Using Secondary Sources in an English Essay
- The English essay as research essay
- Using secondary sources
While much of what you will write in an English essay is based on your own analysis of a text, there is certainly a place for research and the use of secondary sources in an English essay. Research helps you to define or explain
- word meanings
- literary allusions
- cultural, political, religious and historical background
- authors’ biographies
- literary critics’ interpretations
These explanations can all be helpful in relating a literary work to broader contexts, in explaining who mythical characters are, in understanding the influence and effect of a work on readers and other writers, and so on.
As soon as you use your first secondary source, you are venturing into research. Research essays are based on information and opinion that you find and read; however, this information and opinion need to be synthesized and assimilated by you, so you can express, in turn, what you know and think about the subject.
Some literary secondary sources provide background information on literary texts, such as a text’s reception by critics on its publication, or events in the author’s life that may have influenced the text, and so on. However, you may find that you turn to secondary sources more for critics’ interpretations of the texts you are writing about than for background information.
- Many instructors provide lists, sometimes in their course outlines, of good secondary sources. Your texts, as well, may have forewords, afterwords, introductions, glossaries, background information, and further reading lists. Get to know your texts well.
- Critical, edited editions of a literary work usually provide a wealth of references to secondary sources in the form of "further reading" lists.
- Use the library online catalogue to find a particular author’s works; the catalogue may provide a link for "nearby items on shelf" which you can explore for additional works by the author or books by critics on the author's works. You can also browse the stacks where the author's works are located to find relevant articles and books.

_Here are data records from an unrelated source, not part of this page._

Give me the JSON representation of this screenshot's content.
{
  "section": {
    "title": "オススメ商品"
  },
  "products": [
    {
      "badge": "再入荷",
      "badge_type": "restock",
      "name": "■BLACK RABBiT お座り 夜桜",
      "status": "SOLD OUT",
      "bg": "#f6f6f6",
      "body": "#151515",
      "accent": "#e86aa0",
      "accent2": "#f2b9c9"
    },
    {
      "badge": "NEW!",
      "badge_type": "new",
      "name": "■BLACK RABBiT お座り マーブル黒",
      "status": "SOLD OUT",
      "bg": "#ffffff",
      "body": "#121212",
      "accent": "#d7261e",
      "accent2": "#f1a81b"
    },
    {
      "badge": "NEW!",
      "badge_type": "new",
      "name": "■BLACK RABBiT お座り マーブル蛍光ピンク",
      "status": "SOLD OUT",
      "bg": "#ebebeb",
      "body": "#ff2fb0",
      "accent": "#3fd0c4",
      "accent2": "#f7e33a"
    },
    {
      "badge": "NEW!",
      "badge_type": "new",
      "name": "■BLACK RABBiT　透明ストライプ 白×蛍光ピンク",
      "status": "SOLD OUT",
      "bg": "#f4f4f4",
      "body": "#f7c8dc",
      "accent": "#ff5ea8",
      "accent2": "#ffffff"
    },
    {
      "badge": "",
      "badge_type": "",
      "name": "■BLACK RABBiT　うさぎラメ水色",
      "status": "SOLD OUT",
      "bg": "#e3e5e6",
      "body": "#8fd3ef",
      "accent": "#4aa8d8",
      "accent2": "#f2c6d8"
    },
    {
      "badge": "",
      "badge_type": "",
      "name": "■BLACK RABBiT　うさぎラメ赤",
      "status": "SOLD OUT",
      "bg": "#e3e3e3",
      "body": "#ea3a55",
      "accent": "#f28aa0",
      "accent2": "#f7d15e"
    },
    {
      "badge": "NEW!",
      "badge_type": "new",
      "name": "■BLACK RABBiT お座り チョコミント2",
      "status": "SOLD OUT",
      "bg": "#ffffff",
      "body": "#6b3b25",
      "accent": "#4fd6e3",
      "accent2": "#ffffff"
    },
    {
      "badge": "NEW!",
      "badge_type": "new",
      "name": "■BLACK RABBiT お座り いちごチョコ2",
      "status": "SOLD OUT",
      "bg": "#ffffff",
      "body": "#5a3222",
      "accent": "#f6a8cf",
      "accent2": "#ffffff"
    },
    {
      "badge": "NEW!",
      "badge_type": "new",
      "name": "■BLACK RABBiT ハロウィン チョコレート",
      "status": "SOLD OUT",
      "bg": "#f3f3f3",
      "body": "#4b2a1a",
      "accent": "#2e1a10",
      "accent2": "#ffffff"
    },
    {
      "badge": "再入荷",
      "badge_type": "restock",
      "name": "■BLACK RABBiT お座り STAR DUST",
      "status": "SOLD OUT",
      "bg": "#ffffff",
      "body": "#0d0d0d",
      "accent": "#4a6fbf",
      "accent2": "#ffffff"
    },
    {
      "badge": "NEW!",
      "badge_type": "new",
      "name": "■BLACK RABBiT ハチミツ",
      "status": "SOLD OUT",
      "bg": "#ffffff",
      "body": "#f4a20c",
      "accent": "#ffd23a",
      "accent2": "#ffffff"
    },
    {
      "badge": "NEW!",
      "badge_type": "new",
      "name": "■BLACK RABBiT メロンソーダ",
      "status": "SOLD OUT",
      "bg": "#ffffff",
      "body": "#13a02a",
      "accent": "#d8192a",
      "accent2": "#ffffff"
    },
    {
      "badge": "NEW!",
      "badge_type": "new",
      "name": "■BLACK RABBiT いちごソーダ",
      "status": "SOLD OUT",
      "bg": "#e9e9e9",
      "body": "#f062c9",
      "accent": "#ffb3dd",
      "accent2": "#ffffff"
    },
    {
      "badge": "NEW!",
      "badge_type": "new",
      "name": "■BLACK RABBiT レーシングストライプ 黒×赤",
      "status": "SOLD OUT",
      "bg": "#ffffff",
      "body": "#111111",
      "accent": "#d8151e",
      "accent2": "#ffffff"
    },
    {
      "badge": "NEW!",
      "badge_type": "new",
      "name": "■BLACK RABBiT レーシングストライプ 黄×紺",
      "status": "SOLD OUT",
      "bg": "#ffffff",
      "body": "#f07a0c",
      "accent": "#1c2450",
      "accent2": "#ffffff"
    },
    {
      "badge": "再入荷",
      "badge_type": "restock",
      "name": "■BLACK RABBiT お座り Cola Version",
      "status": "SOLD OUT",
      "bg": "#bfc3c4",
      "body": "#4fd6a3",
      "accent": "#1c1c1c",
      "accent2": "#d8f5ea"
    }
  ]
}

- Many university library websites offer subject-guide pages, specific to particular subjects or disciplines. The subject guide web page is the place to go to begin research in any discipline, not just English. Trent's English Literature subject guide gives information on and links to the following research tools:
- Online Indexes – Indexes are like search engines, but they search only for articles that have been published in academic journals/periodicals and other academic sources. You can search an index for relevant articles. Many indexes make full-text articles available online, some don’t and you have to find the print periodical to read the article in full. They are the best way to search for articles.
- Related Websites – The subject guide also lists websites related to the study of English literature. Take some time to browse through the sites listed. Note how they differ from essay selling sites in their emphasis on the free dissemination of knowledge and on the people and institutions behind the knowledge.
- Reference Books - The subject guide also lists all the reference books pertinent to English and where they are in the reference section of the library.
- Google Scholar can get you started finding scholarly sources online.
Many undergraduate English essays do not require extensive use of secondary sources. Critical editions of literary works, the library stacks, online indexes and subject guides should yield plenty with which to work. Finding good secondary sources is, of course, only a first step. The second step is to use them properly.
- Use what the critics have to say to support your own thesis. That is why it is so important to follow good essay writing procedures and think things through as much as possible on your own first.
- Sometimes the well runs dry, and you just can’t come up with much on your own. Use a critic sparingly to spark an idea, but then try to run with it yourself. You will have to cite the critic for the idea, but how you go on to apply it will be yours.
- Sometimes you come up with something yourself and then find a critic saying the same thing. It’s still your idea, and you can present it as your own and use the critic to add support and authority. Sometimes you may disagree with a critic’s interpretation. Feel free to use the critic’s argument as a starting point and then present your own ideas in opposition.
- The main source of support and evidence for your points is the primary text. Try to draw your conclusive evidence from the primary text, the work in question.
- Keep the idea of synthesis in mind. A synthesis is a whole that was created by mixing together separate parts. Some of the ideas in your essay may be yours backed up by evidence from the primary text, and some belong to various critics, but the whole is created by mixing the parts together. You, as synthesizer and essay-writer, properly subordinate the critics, and you use them so they can best help support your thesis.
Remember, yours is the intelligence that mixes together what you think and what others think (by always telling the reader when it is you speaking and when it is someone else and who that someone else is). Yours is the voice that should most strongly come through.